More importantly, nitrogen mustard spawned an entire class of chemotherapy drugs called alkylating agents, several of which remain frontline cancer treatments more than 70 years later:
- Cyclophosphamide is one of the most widely used chemotherapy drugs in the world. It treats malignant lymphoma, acute lymphoblastic leukemia, multiple myeloma, breast cancer, ovarian cancer, lung cancer, and neuroblastoma, among others.
- Chlorambucil is used for chronic lymphocytic leukemia, Hodgkin’s disease, ovarian cancer, and certain lymphomas.
- Melphalan treats multiple myeloma, ovarian cancer, and breast cancer.
- Bendamustine is a newer nitrogen mustard derivative approved for certain blood cancers.
These drugs all share the same core mechanism: they damage DNA by attaching chemical groups to it, preventing cancer cells from replicating. Each one modifies the original nitrogen mustard structure to improve how the body absorbs and processes it, to target specific tissues more effectively, or to reduce certain side effects.
Why These Drugs Cause Side Effects
Nitrogen mustard compounds do not distinguish perfectly between cancer cells and healthy ones. They attack any rapidly dividing cell, which is why chemotherapy with alkylating agents commonly causes hair loss, nausea, and drops in blood cell counts. The bone marrow suppression that made mustard gas so devastating to soldiers is the same effect oncologists monitor carefully during treatment.
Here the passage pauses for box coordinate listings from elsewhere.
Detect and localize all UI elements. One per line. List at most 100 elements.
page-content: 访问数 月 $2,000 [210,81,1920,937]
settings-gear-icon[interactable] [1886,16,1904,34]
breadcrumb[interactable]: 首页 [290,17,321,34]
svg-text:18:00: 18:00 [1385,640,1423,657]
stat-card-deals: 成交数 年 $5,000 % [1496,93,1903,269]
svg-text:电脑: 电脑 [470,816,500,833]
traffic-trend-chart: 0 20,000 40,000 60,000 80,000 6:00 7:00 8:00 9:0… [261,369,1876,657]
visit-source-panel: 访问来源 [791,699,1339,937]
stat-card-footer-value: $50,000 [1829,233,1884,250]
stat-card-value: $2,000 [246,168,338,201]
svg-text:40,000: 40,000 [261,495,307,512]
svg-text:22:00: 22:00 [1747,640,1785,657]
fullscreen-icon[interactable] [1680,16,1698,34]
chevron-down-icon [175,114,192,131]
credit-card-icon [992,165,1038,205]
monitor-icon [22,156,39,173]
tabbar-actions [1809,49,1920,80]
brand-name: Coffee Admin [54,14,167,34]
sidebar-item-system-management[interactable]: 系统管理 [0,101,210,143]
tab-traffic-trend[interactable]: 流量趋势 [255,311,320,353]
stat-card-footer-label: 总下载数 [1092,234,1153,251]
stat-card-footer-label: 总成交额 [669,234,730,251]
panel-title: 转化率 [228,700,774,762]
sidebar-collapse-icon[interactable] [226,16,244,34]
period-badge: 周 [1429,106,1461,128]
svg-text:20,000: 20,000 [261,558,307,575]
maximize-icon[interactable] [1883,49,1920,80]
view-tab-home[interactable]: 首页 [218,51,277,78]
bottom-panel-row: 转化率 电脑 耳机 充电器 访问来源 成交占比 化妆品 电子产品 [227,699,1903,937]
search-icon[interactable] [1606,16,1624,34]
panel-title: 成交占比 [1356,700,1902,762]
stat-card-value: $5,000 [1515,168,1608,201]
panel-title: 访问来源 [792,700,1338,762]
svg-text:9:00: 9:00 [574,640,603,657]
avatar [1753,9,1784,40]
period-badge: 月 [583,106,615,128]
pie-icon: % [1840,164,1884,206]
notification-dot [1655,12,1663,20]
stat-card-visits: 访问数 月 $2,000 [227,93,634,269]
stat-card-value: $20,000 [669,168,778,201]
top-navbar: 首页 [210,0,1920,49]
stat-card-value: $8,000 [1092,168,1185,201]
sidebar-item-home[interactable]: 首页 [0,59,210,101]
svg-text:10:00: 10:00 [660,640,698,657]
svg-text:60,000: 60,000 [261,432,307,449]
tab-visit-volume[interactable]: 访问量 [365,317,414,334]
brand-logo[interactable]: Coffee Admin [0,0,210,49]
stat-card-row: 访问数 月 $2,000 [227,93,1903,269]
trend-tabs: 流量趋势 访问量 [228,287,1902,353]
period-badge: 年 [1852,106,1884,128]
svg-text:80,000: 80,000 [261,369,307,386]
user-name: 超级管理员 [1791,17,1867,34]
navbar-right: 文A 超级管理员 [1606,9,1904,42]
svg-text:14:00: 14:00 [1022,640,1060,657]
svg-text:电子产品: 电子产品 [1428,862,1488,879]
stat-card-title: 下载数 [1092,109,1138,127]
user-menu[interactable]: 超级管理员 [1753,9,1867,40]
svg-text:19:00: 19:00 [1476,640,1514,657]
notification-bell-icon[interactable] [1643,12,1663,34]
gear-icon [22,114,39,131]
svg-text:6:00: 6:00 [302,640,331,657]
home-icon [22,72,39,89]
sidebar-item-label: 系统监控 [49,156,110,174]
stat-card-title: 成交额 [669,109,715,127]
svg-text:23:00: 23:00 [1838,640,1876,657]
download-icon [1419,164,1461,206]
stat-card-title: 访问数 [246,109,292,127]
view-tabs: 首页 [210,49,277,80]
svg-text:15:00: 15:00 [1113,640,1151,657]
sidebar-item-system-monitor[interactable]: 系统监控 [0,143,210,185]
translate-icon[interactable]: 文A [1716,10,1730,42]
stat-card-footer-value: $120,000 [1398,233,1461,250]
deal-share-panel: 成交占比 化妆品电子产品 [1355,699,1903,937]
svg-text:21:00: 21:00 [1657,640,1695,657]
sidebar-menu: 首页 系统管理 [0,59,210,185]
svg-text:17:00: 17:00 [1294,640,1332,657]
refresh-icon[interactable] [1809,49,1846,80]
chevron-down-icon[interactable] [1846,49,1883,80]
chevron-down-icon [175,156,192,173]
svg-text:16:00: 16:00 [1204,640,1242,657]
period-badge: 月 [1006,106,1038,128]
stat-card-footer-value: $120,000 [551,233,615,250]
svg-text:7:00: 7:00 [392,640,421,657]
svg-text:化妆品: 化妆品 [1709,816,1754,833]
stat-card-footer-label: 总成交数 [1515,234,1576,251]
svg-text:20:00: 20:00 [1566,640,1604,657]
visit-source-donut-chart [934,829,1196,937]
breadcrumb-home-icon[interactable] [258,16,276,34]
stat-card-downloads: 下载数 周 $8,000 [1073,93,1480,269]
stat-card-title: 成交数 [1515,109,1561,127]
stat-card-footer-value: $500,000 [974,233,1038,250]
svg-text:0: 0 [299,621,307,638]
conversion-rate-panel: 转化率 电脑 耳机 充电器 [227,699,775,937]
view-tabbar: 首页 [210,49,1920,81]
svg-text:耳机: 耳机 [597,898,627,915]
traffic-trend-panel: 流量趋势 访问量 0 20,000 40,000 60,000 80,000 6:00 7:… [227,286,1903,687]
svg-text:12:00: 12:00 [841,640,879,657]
Nitrogen mustards also damage DNA in healthy cells, which means they are themselves capable of causing mutations. This is not theoretical. These drugs are genotoxic in virtually every laboratory test, producing a wide range of DNA mutations including base substitutions, deletions, and chromosomal rearrangements. In practical terms, this means that alkylating agent chemotherapy carries a small but real long-term risk of causing secondary cancers, particularly blood cancers, years after treatment. Oncologists weigh this risk against the immediate threat of the cancer being treated.
The Bottom Line on the Connection
Chemotherapy is not mustard gas poured into a vein. But the first chemotherapy drug was a direct chemical relative of mustard gas, developed by military-funded researchers who noticed that a weapon’s most destructive property, killing rapidly dividing cells, could be turned against cancer. Several drugs in this family remain among the most important cancer treatments available, treating everything from lymphoma to breast cancer to multiple myeloma. The connection between chemical warfare and cancer medicine is real, well-documented, and one of the stranger turns in the history of modern medicine.